A POSA combining these prior art systems would:

  1. Integrate an Alert Mechanism into Groupware: When new "group-generated information" (e.g., a new comment in a discussion, an update to a shared document) is stored in the groupware's central repository, a software agent within or linked to the groupware system would be configured to detect this activity.
  2. Generate and Send Selective Notices: Based on the groupware's existing logic (e.g., who the message is addressed to, who is subscribed to a discussion, who is part of a project team), the agent would "prepare a notice of the first information input for the at least one other member" [Description]. This notice (e.g., an email) would be "pushed" to only the "relevant" participants.
  3. Include an Activatable Element: This notice would include a "selectively activatable element," such as a hyperlink (URL), pointing directly to the newly stored information within the central groupware database. The patent explicitly states that "each database record or field has a URL or similar 'retrievable handle' that can be accessed for retrieval by the network, and that this URL or handle can be 'pushed' in various ways (like e-mail) so that following (or clicking on) the link will retrieve the database record or field." [Description]
  4. Enable Conditional Access with Suppression: When a participant "selectively activates" this hyperlink (e.g., clicks the URL), their web browser would direct them to the specific relevant information in the groupware system.

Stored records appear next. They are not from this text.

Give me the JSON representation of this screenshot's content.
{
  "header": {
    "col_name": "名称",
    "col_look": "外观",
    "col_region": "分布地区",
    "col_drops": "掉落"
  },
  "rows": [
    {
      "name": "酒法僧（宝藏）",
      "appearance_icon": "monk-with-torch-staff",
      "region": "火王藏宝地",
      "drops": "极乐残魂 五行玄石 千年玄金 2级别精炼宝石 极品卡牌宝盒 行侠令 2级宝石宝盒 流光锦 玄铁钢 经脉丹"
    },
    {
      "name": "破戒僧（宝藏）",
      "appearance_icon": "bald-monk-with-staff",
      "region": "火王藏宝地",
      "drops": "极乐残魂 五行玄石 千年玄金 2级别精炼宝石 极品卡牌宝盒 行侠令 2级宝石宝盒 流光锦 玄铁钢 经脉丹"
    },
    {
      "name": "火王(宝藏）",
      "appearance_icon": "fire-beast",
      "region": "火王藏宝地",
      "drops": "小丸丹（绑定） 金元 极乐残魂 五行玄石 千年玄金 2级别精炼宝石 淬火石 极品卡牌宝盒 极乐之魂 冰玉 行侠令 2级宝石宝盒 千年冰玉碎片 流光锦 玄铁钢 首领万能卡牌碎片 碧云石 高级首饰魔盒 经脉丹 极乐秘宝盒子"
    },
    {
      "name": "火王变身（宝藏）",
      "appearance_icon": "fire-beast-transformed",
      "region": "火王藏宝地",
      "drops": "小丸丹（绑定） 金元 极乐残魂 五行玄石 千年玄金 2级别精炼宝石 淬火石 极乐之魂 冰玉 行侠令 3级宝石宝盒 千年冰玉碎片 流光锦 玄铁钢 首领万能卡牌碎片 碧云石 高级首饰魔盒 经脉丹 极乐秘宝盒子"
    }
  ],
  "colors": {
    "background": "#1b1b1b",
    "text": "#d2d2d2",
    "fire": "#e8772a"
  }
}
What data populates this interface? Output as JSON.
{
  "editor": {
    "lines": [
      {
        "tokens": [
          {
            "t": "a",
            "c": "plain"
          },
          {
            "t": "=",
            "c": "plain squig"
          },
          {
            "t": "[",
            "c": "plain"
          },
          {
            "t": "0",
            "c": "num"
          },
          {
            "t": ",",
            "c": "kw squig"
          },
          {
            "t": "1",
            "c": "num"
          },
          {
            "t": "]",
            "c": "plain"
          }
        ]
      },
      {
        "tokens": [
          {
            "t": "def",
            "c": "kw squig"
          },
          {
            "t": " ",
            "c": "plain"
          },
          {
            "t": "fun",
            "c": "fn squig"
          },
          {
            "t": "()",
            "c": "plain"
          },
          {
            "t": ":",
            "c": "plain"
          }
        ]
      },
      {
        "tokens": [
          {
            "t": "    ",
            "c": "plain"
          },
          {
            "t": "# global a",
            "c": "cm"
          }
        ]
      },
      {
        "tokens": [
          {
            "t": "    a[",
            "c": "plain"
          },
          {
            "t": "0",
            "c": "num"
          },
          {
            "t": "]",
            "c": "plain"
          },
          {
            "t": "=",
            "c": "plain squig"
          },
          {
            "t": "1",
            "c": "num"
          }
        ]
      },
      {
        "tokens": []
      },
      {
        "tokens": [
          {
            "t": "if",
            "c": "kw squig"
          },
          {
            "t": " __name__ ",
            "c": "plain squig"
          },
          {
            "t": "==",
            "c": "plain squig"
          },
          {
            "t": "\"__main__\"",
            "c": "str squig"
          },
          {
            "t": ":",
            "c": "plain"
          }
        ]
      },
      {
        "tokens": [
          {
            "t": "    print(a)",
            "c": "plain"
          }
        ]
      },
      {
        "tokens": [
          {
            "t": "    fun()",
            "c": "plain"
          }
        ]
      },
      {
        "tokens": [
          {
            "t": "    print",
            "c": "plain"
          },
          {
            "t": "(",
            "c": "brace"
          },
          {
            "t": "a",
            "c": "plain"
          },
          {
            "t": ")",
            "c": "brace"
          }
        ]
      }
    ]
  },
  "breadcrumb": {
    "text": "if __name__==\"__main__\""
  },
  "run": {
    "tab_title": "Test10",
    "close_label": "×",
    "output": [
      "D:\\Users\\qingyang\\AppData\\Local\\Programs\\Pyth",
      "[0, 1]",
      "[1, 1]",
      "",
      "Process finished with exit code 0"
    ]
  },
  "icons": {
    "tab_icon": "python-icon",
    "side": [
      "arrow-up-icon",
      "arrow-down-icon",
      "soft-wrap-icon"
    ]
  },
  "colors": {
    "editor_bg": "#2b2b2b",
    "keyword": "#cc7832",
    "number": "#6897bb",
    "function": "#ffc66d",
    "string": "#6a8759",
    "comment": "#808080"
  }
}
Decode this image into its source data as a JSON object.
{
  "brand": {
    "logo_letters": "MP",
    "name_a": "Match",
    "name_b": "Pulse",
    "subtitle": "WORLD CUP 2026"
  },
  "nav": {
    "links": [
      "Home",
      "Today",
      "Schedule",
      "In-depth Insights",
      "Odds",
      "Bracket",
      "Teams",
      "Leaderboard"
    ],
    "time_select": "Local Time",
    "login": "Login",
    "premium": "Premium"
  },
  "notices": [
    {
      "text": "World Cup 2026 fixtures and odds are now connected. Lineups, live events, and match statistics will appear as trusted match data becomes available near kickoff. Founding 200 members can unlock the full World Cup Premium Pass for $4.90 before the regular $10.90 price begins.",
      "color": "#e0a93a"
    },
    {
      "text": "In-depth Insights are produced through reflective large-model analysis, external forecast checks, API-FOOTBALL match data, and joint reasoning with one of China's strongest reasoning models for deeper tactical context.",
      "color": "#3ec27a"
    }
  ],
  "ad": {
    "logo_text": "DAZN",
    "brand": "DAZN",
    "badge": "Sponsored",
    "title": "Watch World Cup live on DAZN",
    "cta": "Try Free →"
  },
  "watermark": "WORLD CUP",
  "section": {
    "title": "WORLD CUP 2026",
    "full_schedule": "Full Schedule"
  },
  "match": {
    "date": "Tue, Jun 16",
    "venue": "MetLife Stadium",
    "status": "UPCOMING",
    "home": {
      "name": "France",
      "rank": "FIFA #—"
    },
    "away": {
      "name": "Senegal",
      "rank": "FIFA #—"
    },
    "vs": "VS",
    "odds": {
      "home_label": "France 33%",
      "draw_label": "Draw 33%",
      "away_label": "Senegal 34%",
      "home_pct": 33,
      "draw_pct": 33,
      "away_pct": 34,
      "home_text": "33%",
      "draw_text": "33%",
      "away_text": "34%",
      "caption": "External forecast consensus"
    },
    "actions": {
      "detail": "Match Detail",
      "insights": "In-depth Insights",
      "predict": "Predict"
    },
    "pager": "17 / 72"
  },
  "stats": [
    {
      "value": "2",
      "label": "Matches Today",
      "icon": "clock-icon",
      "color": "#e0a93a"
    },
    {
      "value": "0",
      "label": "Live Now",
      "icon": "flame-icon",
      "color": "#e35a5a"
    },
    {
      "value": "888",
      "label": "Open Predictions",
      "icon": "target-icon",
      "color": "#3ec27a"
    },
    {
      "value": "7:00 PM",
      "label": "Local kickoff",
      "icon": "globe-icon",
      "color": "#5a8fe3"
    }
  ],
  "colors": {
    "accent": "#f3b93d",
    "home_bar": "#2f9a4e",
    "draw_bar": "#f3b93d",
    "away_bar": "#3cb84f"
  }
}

The groupware system, upon authentication, would then apply its pre-existing access control rules, enabling access to the "first stored information portion" (the relevant content) while naturally "suppressing access" to any "second stored information portion" (irrelevant or unauthorized content) for that participant, exactly as it would if the user navigated to the content manually. The patent describes this, stating that clicking the URL will retrieve the record "after clearing applicable authentication procedures such as password clearance." [Description]

Therefore, the "centrifugal communication" of US8015495, which emphasizes pushing tailored notices to users and providing access to selectively filtered content upon user response, represents an obvious combination of existing groupware functionalities (central storage, asynchronous collaboration, access control for relevant information) with well-known push notification and hyperlink technologies, motivated by a desire to improve user engagement and reduce information retrieval overhead in collaborative environments.